Right now the facility’s workforce “stays here,” and it’s “business as usual” until the end of 2019, Mazzaroni said.
“We’re focused on keeping our plant organized and running safely,” he said.
Phil Adamson, president and site head, said Thursday that plans are to keep the workforce intact as production continues.
“Production will run until the end of 2019,” he said, and will require “a very vast” majority of employees “all the way through.”
“We do not anticipate any large adjustments before then,” he said, noting that plans are to “decommission the site” once production ceases.

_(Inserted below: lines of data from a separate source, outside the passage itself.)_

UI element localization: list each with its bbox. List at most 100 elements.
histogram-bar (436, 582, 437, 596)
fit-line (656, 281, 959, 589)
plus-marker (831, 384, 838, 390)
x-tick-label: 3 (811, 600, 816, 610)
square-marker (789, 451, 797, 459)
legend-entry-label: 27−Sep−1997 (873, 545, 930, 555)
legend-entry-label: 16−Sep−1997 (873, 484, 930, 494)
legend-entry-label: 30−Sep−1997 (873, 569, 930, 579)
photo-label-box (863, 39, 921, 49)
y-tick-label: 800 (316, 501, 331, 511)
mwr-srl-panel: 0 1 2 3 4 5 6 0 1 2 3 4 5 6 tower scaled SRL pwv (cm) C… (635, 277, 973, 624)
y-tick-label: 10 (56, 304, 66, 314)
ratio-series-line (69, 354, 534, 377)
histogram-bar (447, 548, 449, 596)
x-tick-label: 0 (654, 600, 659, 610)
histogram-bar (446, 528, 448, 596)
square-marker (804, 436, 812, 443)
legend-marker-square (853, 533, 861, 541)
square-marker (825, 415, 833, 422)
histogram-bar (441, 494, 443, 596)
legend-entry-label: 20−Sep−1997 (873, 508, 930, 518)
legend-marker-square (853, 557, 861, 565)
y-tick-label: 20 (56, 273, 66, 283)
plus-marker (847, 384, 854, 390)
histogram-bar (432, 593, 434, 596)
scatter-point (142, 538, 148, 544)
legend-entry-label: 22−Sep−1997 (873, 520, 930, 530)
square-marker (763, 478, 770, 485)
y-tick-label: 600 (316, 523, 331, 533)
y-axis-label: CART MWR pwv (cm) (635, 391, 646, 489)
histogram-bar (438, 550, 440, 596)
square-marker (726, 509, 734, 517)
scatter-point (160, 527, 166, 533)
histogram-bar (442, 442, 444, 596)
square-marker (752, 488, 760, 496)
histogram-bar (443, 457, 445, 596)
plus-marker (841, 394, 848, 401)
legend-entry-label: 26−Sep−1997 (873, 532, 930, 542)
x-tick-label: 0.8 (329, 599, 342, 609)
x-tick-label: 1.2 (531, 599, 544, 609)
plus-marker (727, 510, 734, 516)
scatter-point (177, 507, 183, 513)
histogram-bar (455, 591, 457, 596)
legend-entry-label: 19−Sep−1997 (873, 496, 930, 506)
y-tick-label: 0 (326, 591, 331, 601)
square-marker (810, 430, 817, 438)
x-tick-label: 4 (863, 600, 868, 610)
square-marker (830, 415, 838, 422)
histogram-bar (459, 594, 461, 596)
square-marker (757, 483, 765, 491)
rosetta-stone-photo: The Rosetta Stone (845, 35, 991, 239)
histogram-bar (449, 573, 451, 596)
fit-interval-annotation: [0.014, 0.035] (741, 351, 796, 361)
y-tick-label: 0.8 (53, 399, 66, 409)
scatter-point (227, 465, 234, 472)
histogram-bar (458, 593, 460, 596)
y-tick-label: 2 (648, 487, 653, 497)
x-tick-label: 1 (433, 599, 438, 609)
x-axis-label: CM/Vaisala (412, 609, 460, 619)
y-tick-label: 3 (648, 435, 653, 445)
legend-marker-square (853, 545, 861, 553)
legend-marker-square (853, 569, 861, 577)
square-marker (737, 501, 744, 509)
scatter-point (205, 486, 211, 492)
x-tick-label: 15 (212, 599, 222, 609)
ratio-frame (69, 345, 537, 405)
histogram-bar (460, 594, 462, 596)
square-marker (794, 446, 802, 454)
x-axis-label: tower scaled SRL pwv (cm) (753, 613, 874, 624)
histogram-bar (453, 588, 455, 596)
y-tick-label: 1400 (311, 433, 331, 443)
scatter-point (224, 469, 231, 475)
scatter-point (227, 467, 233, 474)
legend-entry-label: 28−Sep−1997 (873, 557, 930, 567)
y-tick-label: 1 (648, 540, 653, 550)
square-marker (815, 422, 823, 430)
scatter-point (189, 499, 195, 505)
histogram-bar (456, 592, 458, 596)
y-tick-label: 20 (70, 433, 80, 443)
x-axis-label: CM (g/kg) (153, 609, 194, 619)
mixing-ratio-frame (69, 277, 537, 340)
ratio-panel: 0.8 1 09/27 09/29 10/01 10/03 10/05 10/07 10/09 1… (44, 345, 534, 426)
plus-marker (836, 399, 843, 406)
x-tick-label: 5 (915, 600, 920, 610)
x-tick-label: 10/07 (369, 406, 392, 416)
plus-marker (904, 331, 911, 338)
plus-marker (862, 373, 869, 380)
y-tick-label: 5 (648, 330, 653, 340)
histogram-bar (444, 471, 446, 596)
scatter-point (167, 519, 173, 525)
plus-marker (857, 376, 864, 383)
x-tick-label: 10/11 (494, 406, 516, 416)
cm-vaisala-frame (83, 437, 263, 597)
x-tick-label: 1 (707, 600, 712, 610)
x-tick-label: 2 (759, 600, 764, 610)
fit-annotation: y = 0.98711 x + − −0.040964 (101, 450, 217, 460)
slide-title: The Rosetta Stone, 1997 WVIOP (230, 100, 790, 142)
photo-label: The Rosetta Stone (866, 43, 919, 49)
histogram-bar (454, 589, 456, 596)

Similar moves are being made at the three sister plants in Europe.
Employees were updated Thursday on the timeline to provide clarity and offer the “positive news” that production will go on, he said.
While a reputable buyer is still being sought, “our past history,” and “the most recent due diligence” shows “the probability is unlikely,” he said.
“Obviously we remain practical and open” to a sale of the plant, he said.
Florence County Economic Development Partnership executive director Joe W. King saidThursday he still feels good “that we and Roche will find a buyer” before the plant closes.
“I just don’t see them shuttering that nice facility,” he said. “But sometimes corporate mentality is totally different from the way I think.”
Records show the company owns two primary properties: 6173 and 6175 Old Marion Highway. All told, the property and facility are worth at least $3.6 million, excluding equipment, and span 884 acres.
“We still have time to find somebody,” King added.